Enter Leo editor. It allows all text source files to be sliced and diced any way you need into tree outline. Its ability to have copies (clones) of one piece of text in more places allows to have the same code organized both in one task tree and in multiple external source files. It allows literate programming in any language. However I hate to admit I'm not using it to full potential because it's easy to run into problems with externally modified files. User needs to figure out the workflow in relation to external changes and stick to it. Leo is very extensible, able to run unit tests and user-defined python scripts with access to outline. Most I like is the ease to import existing code into Leo and ability to keep up with external changes. Many other literate programming tools are incompatible academic exercises pretending that whole world around is obsolete.

It's human nature to be always on lookout for better stuff. Thus a gem named DRAKON editor appeared on my radar. It has interesting backstory as a byproduct of Russian space shuttle development. The claim that engineers were able to write the source code themselves piqued my curiosity, together with easy to learn rules and ability to generate source code in Python (as well as several other languages).
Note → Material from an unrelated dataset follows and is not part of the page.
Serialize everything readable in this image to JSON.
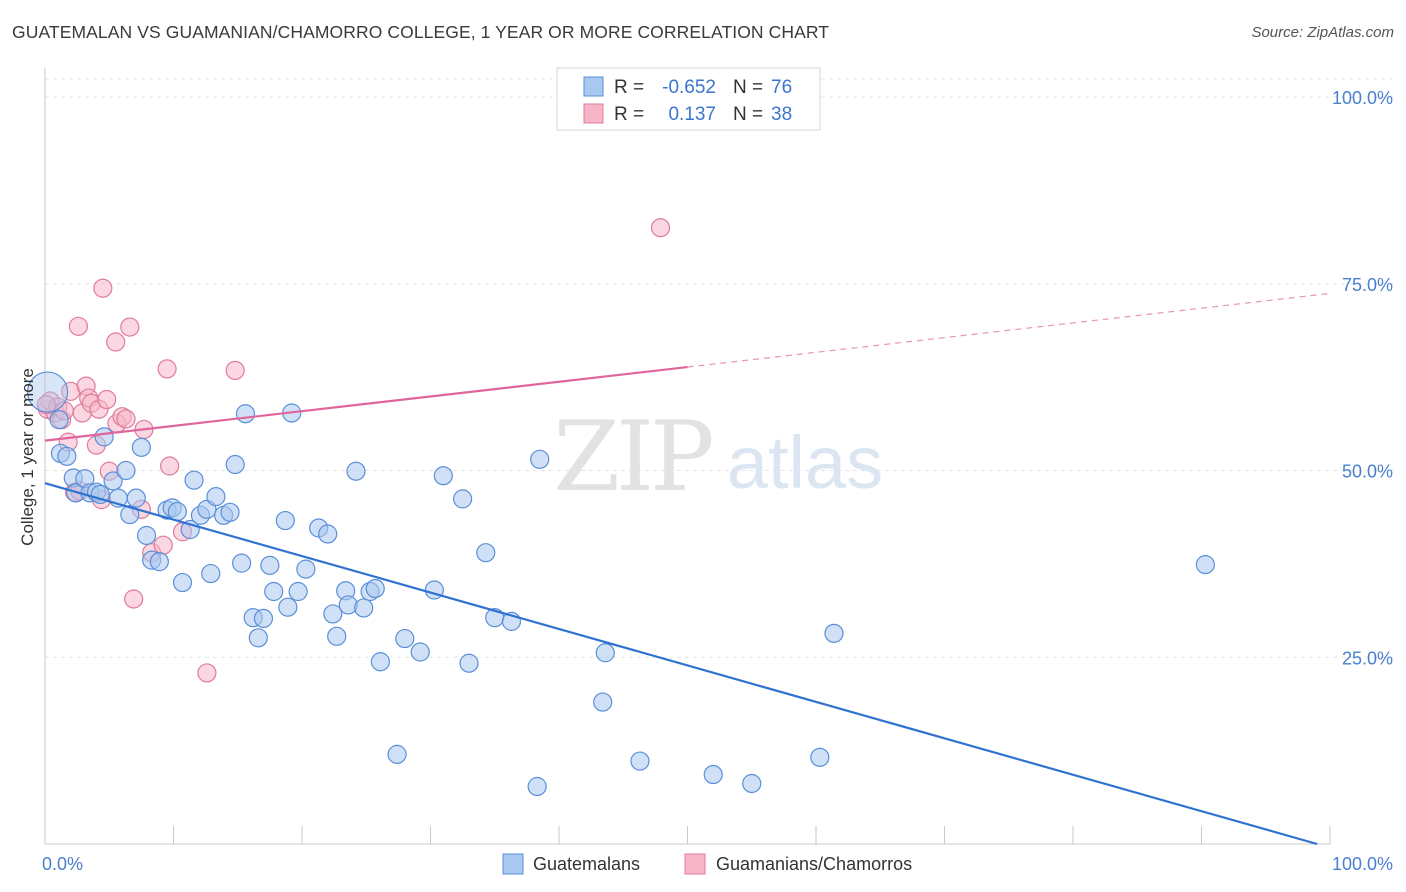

I'll write more about my experience using it later. Just in short - generated code may use goto or similar constructs if the diagram can't be represented by if/else tree. This has following consequences I'm generally OK with. First, it really forces you to keep your code structured into smaller parts so that whole diagram fits on the screen at once and generated code stays penetrable for debugging. Second, it's best to use only for most complicated parts of business logic. For these, the ability to get up to speed quickly later outweighs the disadvantages. I've even been able to fix some bugs by directly deducing from the logs and diagram what exactly happened, this is mostly impossible with classic source code after weeks or months have passed.

I dream about a way to use all these tools in integrated manner, having source code manageable both as the outline, as diagram, as text, and still be able to exchange it with rest of the world. Yes, I'm that weirdo who prefers to cobble unmatching pieces together instead of redoing everything from the ground up.